The yield on the 10-year U.S. Treasury note climbed above 5.0% on Monday, reaching a level last seen in July 2007.
Rising bond yields are a result of investors pricing in expectations of robust U.S. economic growth and concerns about fiscal challenges.
The surge in yields at the long end of the yield curve followed remarks from Federal Reserve Chair Jerome Powell, who suggested that the strong U.S. economy and a tight labor market might necessitate tighter financial conditions.
“The yield curve continued its bear steepening driven by stronger than expected macro data and elevated supply. The supply/demand dynamic, elevated supply and waning demand, will remain the primary driver of longer-dated Treasuries,” analysts at JPMorgan said.

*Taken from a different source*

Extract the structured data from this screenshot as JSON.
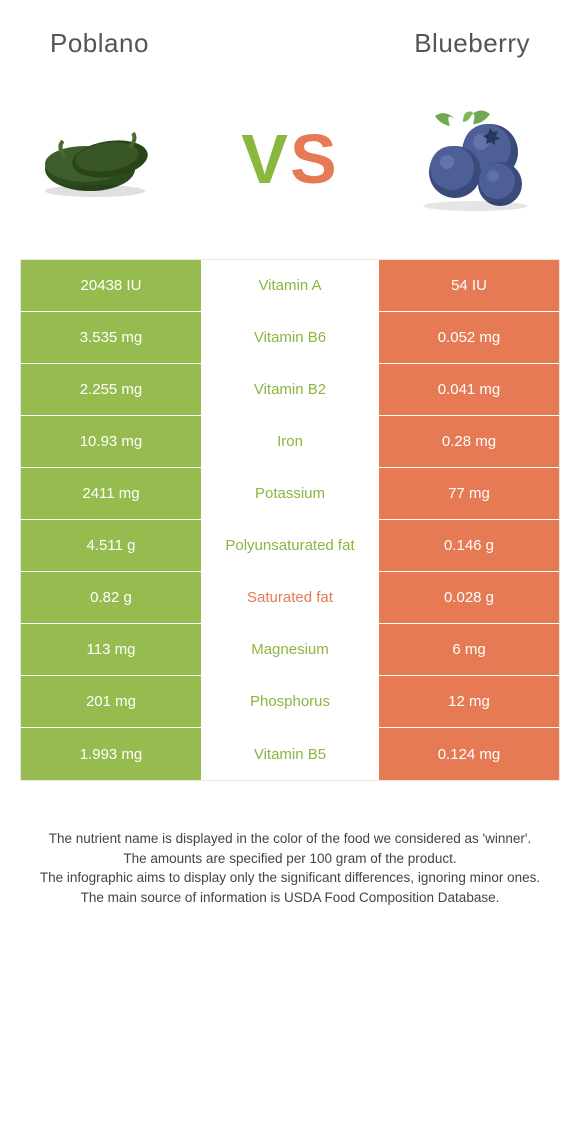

The yield hit 5.021% on Monday, sending the S&P 500 half a percent lower. The index was trading at 4200 as of 06:20 EDT (11:20 GMT).

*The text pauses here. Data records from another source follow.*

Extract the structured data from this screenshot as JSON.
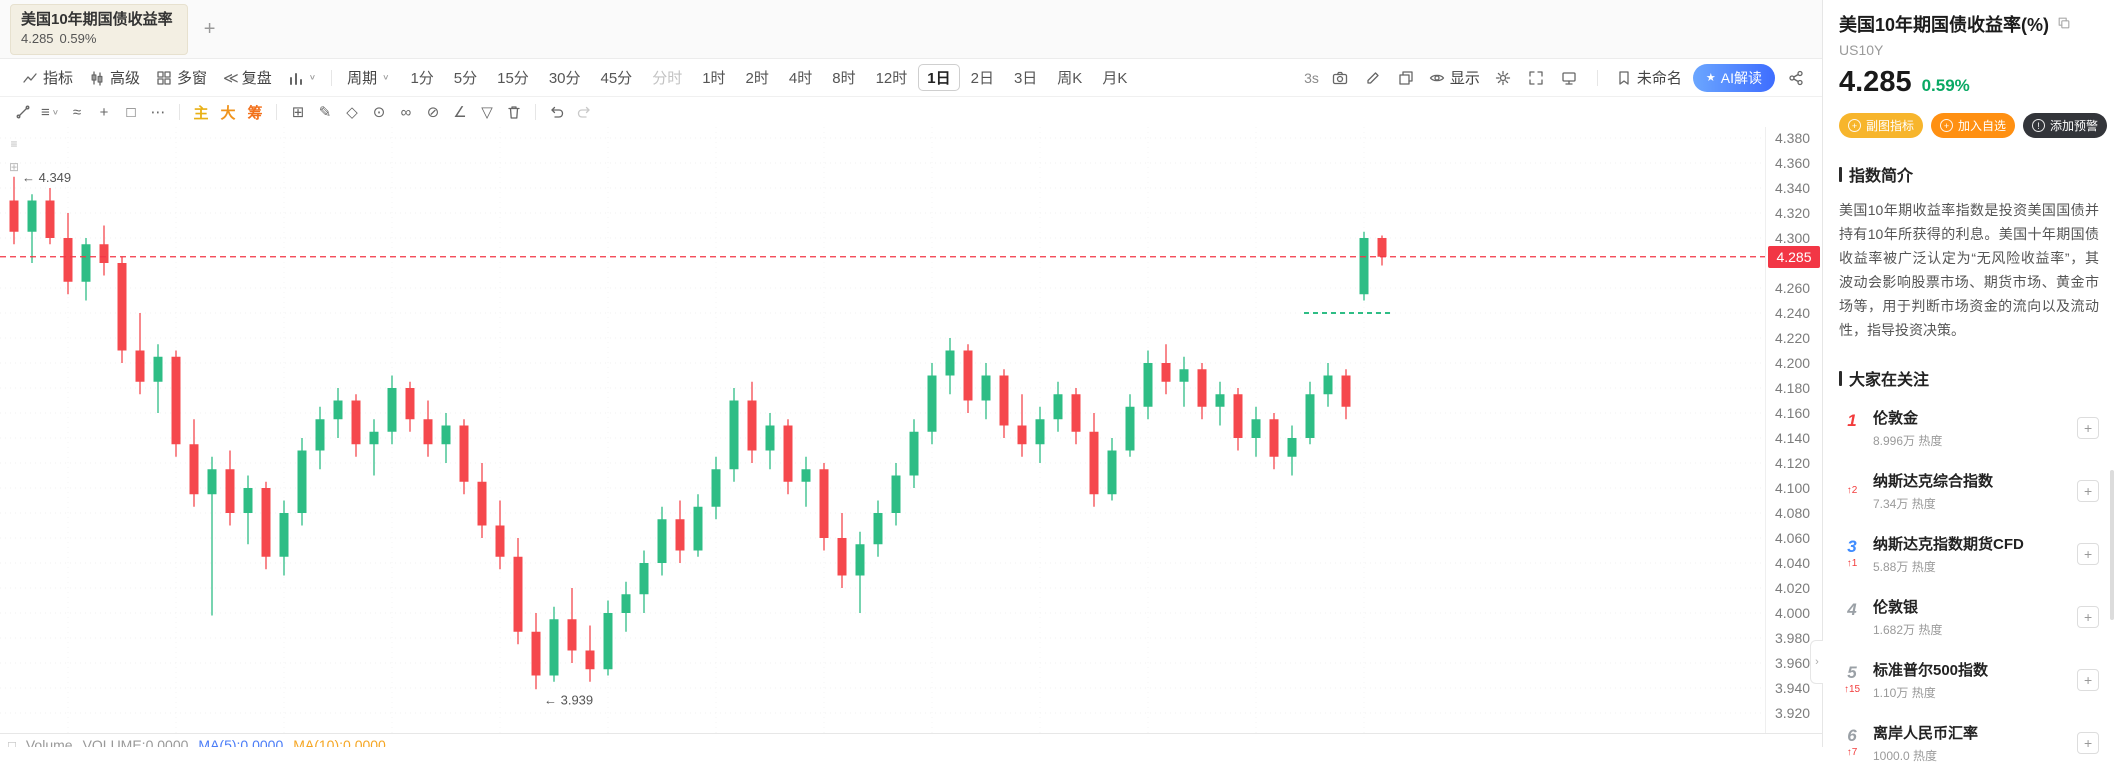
{
  "colors": {
    "up": "#2ebd85",
    "down": "#f5484d",
    "price_line": "#f23645",
    "change_green": "#09a964",
    "ai_badge_gradient": [
      "#6ba6ff",
      "#3e6dff"
    ],
    "button_gold": "#f7b52c",
    "button_orange": "#ff9012",
    "button_dark": "#33353a",
    "rank_hot": "#f23c3c"
  },
  "icons": {
    "tab_add": "+",
    "rewind": "≪",
    "caret": "∨",
    "pencil": "✎",
    "lines": "≡",
    "wave": "≈",
    "crosshair": "+",
    "rectangle": "□",
    "more": "⋯",
    "grid": "⊞",
    "diamond": "◇",
    "target": "⊙",
    "infinity": "∞",
    "slash": "⊘",
    "angle": "∠",
    "funnel": "▽",
    "left_tool_top": "≡",
    "left_tool_bottom": "⊞",
    "volume_toggle": "□",
    "watch_add": "+",
    "button_plus": "+",
    "button_alert": "!",
    "star": "★",
    "chevron_right": "›"
  },
  "tab": {
    "title": "美国10年期国债收益率",
    "price": "4.285",
    "change": "0.59%"
  },
  "toolbar": {
    "left_items": [
      "指标",
      "高级",
      "多窗",
      "复盘"
    ],
    "period_label": "周期",
    "timeframes": [
      "1分",
      "5分",
      "15分",
      "30分",
      "45分",
      "分时",
      "1时",
      "2时",
      "4时",
      "8时",
      "12时",
      "1日",
      "2日",
      "3日",
      "周K",
      "月K"
    ],
    "selected_timeframe": "1日",
    "countdown": "3s",
    "display_label": "显示",
    "layout_name": "未命名",
    "ai_badge": "AI解读"
  },
  "drawbar": {
    "tools": [
      {
        "label": "主",
        "color": "#e8b016"
      },
      {
        "label": "大",
        "color": "#f0941d"
      },
      {
        "label": "筹",
        "color": "#f2711c"
      }
    ]
  },
  "volume_pane": {
    "name": "Volume",
    "volume": "VOLUME:0.0000",
    "ma5": "MA(5):0.0000",
    "ma10": "MA(10):0.0000"
  },
  "chart_data": {
    "type": "candlestick",
    "symbol": "US10Y",
    "title": "美国10年期国债收益率",
    "timeframe": "1日",
    "up_color": "#2ebd85",
    "down_color": "#f5484d",
    "ylim": [
      3.92,
      4.385
    ],
    "y_ticks": [
      "4.380",
      "4.360",
      "4.340",
      "4.320",
      "4.300",
      "4.260",
      "4.240",
      "4.220",
      "4.200",
      "4.180",
      "4.160",
      "4.140",
      "4.120",
      "4.100",
      "4.080",
      "4.060",
      "4.040",
      "4.020",
      "4.000",
      "3.980",
      "3.960",
      "3.940",
      "3.920"
    ],
    "last_price": "4.285",
    "last_price_color": "#f23645",
    "high_annotation": {
      "text": "4.349",
      "candle": 0
    },
    "low_annotation": {
      "text": "3.939",
      "candle": 29
    },
    "prev_close_mark": {
      "value": 4.24
    },
    "candles": [
      [
        4.33,
        4.349,
        4.295,
        4.305
      ],
      [
        4.305,
        4.335,
        4.28,
        4.33
      ],
      [
        4.33,
        4.34,
        4.295,
        4.3
      ],
      [
        4.3,
        4.32,
        4.255,
        4.265
      ],
      [
        4.265,
        4.3,
        4.25,
        4.295
      ],
      [
        4.295,
        4.31,
        4.27,
        4.28
      ],
      [
        4.28,
        4.285,
        4.2,
        4.21
      ],
      [
        4.21,
        4.24,
        4.175,
        4.185
      ],
      [
        4.185,
        4.215,
        4.16,
        4.205
      ],
      [
        4.205,
        4.21,
        4.125,
        4.135
      ],
      [
        4.135,
        4.155,
        4.085,
        4.095
      ],
      [
        4.095,
        4.125,
        3.998,
        4.115
      ],
      [
        4.115,
        4.13,
        4.07,
        4.08
      ],
      [
        4.08,
        4.11,
        4.055,
        4.1
      ],
      [
        4.1,
        4.105,
        4.035,
        4.045
      ],
      [
        4.045,
        4.09,
        4.03,
        4.08
      ],
      [
        4.08,
        4.14,
        4.07,
        4.13
      ],
      [
        4.13,
        4.165,
        4.115,
        4.155
      ],
      [
        4.155,
        4.18,
        4.14,
        4.17
      ],
      [
        4.17,
        4.175,
        4.125,
        4.135
      ],
      [
        4.135,
        4.155,
        4.11,
        4.145
      ],
      [
        4.145,
        4.19,
        4.135,
        4.18
      ],
      [
        4.18,
        4.185,
        4.145,
        4.155
      ],
      [
        4.155,
        4.17,
        4.125,
        4.135
      ],
      [
        4.135,
        4.16,
        4.12,
        4.15
      ],
      [
        4.15,
        4.155,
        4.095,
        4.105
      ],
      [
        4.105,
        4.12,
        4.06,
        4.07
      ],
      [
        4.07,
        4.09,
        4.035,
        4.045
      ],
      [
        4.045,
        4.06,
        3.975,
        3.985
      ],
      [
        3.985,
        4.0,
        3.939,
        3.95
      ],
      [
        3.95,
        4.005,
        3.945,
        3.995
      ],
      [
        3.995,
        4.02,
        3.96,
        3.97
      ],
      [
        3.97,
        3.99,
        3.945,
        3.955
      ],
      [
        3.955,
        4.01,
        3.95,
        4.0
      ],
      [
        4.0,
        4.025,
        3.985,
        4.015
      ],
      [
        4.015,
        4.05,
        4.0,
        4.04
      ],
      [
        4.04,
        4.085,
        4.03,
        4.075
      ],
      [
        4.075,
        4.09,
        4.04,
        4.05
      ],
      [
        4.05,
        4.095,
        4.045,
        4.085
      ],
      [
        4.085,
        4.125,
        4.075,
        4.115
      ],
      [
        4.115,
        4.18,
        4.105,
        4.17
      ],
      [
        4.17,
        4.185,
        4.12,
        4.13
      ],
      [
        4.13,
        4.16,
        4.115,
        4.15
      ],
      [
        4.15,
        4.155,
        4.095,
        4.105
      ],
      [
        4.105,
        4.125,
        4.085,
        4.115
      ],
      [
        4.115,
        4.12,
        4.05,
        4.06
      ],
      [
        4.06,
        4.08,
        4.02,
        4.03
      ],
      [
        4.03,
        4.065,
        4.0,
        4.055
      ],
      [
        4.055,
        4.09,
        4.045,
        4.08
      ],
      [
        4.08,
        4.12,
        4.07,
        4.11
      ],
      [
        4.11,
        4.155,
        4.1,
        4.145
      ],
      [
        4.145,
        4.2,
        4.135,
        4.19
      ],
      [
        4.19,
        4.22,
        4.175,
        4.21
      ],
      [
        4.21,
        4.215,
        4.16,
        4.17
      ],
      [
        4.17,
        4.2,
        4.155,
        4.19
      ],
      [
        4.19,
        4.195,
        4.14,
        4.15
      ],
      [
        4.15,
        4.175,
        4.125,
        4.135
      ],
      [
        4.135,
        4.165,
        4.12,
        4.155
      ],
      [
        4.155,
        4.185,
        4.145,
        4.175
      ],
      [
        4.175,
        4.18,
        4.135,
        4.145
      ],
      [
        4.145,
        4.16,
        4.085,
        4.095
      ],
      [
        4.095,
        4.14,
        4.09,
        4.13
      ],
      [
        4.13,
        4.175,
        4.125,
        4.165
      ],
      [
        4.165,
        4.21,
        4.155,
        4.2
      ],
      [
        4.2,
        4.215,
        4.175,
        4.185
      ],
      [
        4.185,
        4.205,
        4.165,
        4.195
      ],
      [
        4.195,
        4.2,
        4.155,
        4.165
      ],
      [
        4.165,
        4.185,
        4.15,
        4.175
      ],
      [
        4.175,
        4.18,
        4.13,
        4.14
      ],
      [
        4.14,
        4.165,
        4.125,
        4.155
      ],
      [
        4.155,
        4.16,
        4.115,
        4.125
      ],
      [
        4.125,
        4.15,
        4.11,
        4.14
      ],
      [
        4.14,
        4.185,
        4.135,
        4.175
      ],
      [
        4.175,
        4.2,
        4.165,
        4.19
      ],
      [
        4.19,
        4.195,
        4.155,
        4.165
      ],
      [
        4.255,
        4.305,
        4.25,
        4.3
      ],
      [
        4.3,
        4.302,
        4.278,
        4.285
      ]
    ]
  },
  "panel": {
    "title": "美国10年期国债收益率(%)",
    "symbol": "US10Y",
    "price": "4.285",
    "change": "0.59%",
    "buttons": [
      "副图指标",
      "加入自选",
      "添加预警"
    ],
    "section_intro_title": "指数简介",
    "intro_text": "美国10年期收益率指数是投资美国国债并持有10年所获得的利息。美国十年期国债收益率被广泛认定为“无风险收益率”，其波动会影响股票市场、期货市场、黄金市场等，用于判断市场资金的流向以及流动性，指导投资决策。",
    "section_watch_title": "大家在关注",
    "watchlist": [
      {
        "rank": "1",
        "rank_color": "#f23c3c",
        "change": "",
        "name": "伦敦金",
        "heat": "8.996万 热度"
      },
      {
        "rank": "2",
        "rank_color": "#f59a23",
        "change": "↑2",
        "name": "纳斯达克综合指数",
        "heat": "7.34万 热度"
      },
      {
        "rank": "3",
        "rank_color": "#3f8cff",
        "change": "↑1",
        "name": "纳斯达克指数期货CFD",
        "heat": "5.88万 热度"
      },
      {
        "rank": "4",
        "rank_color": "#9aa0a6",
        "change": "",
        "name": "伦敦银",
        "heat": "1.682万 热度"
      },
      {
        "rank": "5",
        "rank_color": "#9aa0a6",
        "change": "↑15",
        "name": "标准普尔500指数",
        "heat": "1.10万 热度"
      },
      {
        "rank": "6",
        "rank_color": "#9aa0a6",
        "change": "↑7",
        "name": "离岸人民币汇率",
        "heat": "1000.0 热度"
      }
    ]
  }
}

“A global risk-off tone continues with the ongoing conflict in the Middle East,” the analysts added.
The S&P 500 is now testing the key near-term support, which is located in the 4180-4200 zone.
Elsewhere, the U.S. dollar remained strong, maintaining its position around the 150 level against the Japanese yen. There's a belief that the Bank of Japan may intervene by buying yen in the open market to prevent a further decline beyond this point.